Councilman Jim Kenney, who had introduced the bill, said he would not try to override the veto because he did not think he had enough votes. The bill originally passed Philadelphia City Council 12 to 5, but Kenney said he believed the mayor had since convinced some council members to change their minds.
Kenney said he didn't agree with the mayor's reasoning.

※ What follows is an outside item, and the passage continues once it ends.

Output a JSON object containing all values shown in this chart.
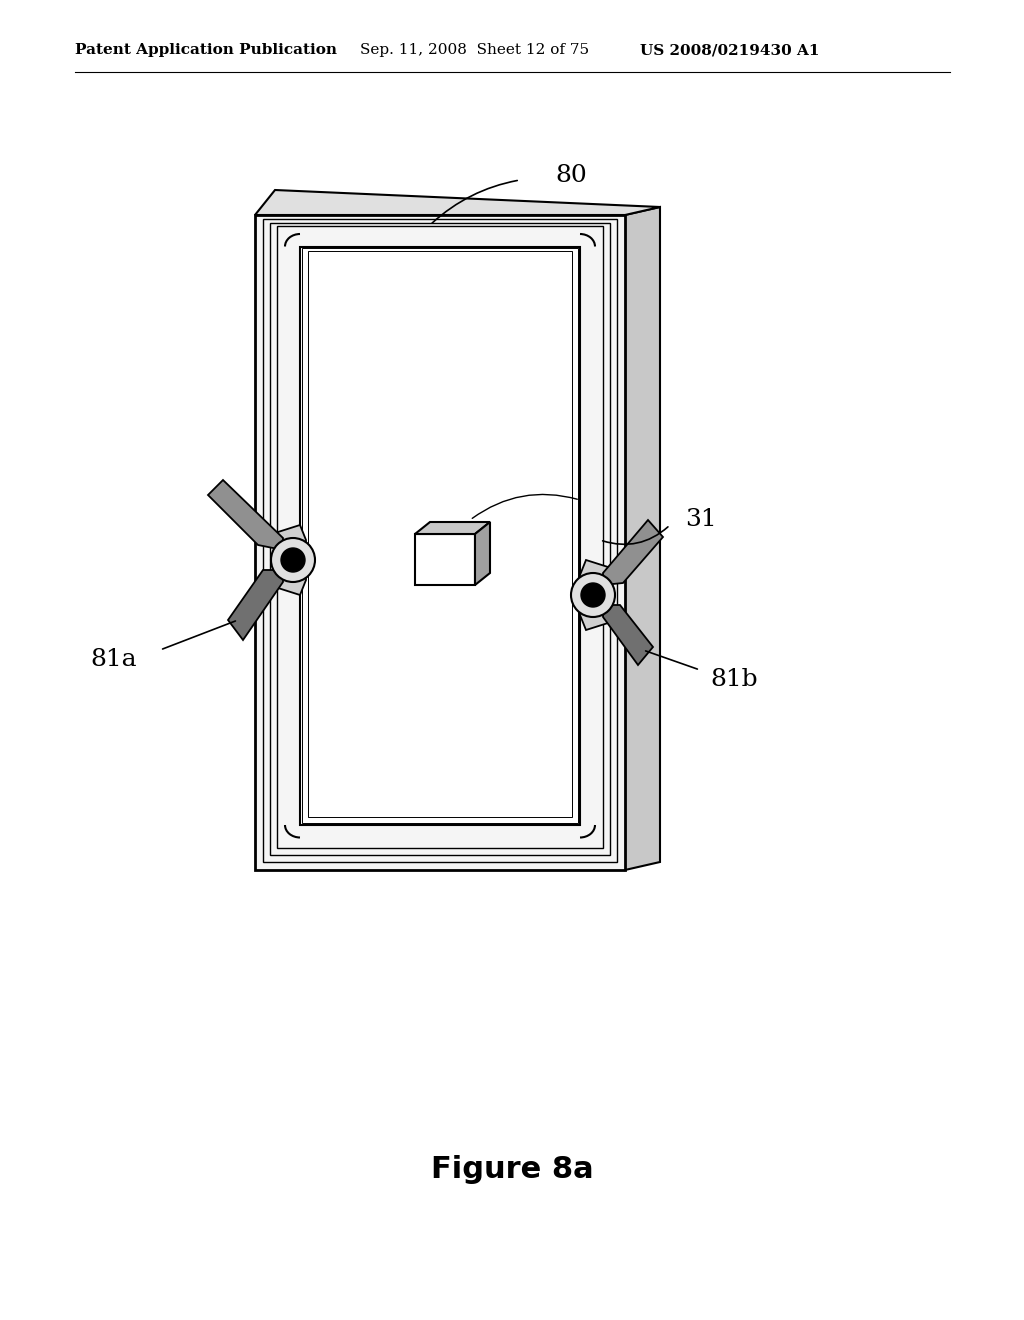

The bill would not take effect until 2014, he said, and would reduce the tax gradually - by one percentage point a year for three years.
Kenney's promise to revisit reducing the tax in January, when Council will have several members, elicited an unusually passionate response from Councilman Brian O'Neill.
"(The parking) industry does not bring tears to my eyes at all," O'Neill said, noting that he would prefer to see property taxes, which were raised twice recently, reduced instead.
Kenney countered that the parking industry was paying the higher property taxes, too, prompting O'Neill to reply that the industry "absolutely gouges people that come into this city and can't find a meter."
Kenney, a Democrat, later said he believed O'Neill, a Republican, was simply angry about the redistricting bill council passed in September that added many Democratic voters to O'Neill's district. Kenney and Councilman Frank DiCicco were the architects of the redistricting bill.
"It was about a bad bill and bad policy and had nothing to do with redistricting," O'Neill said.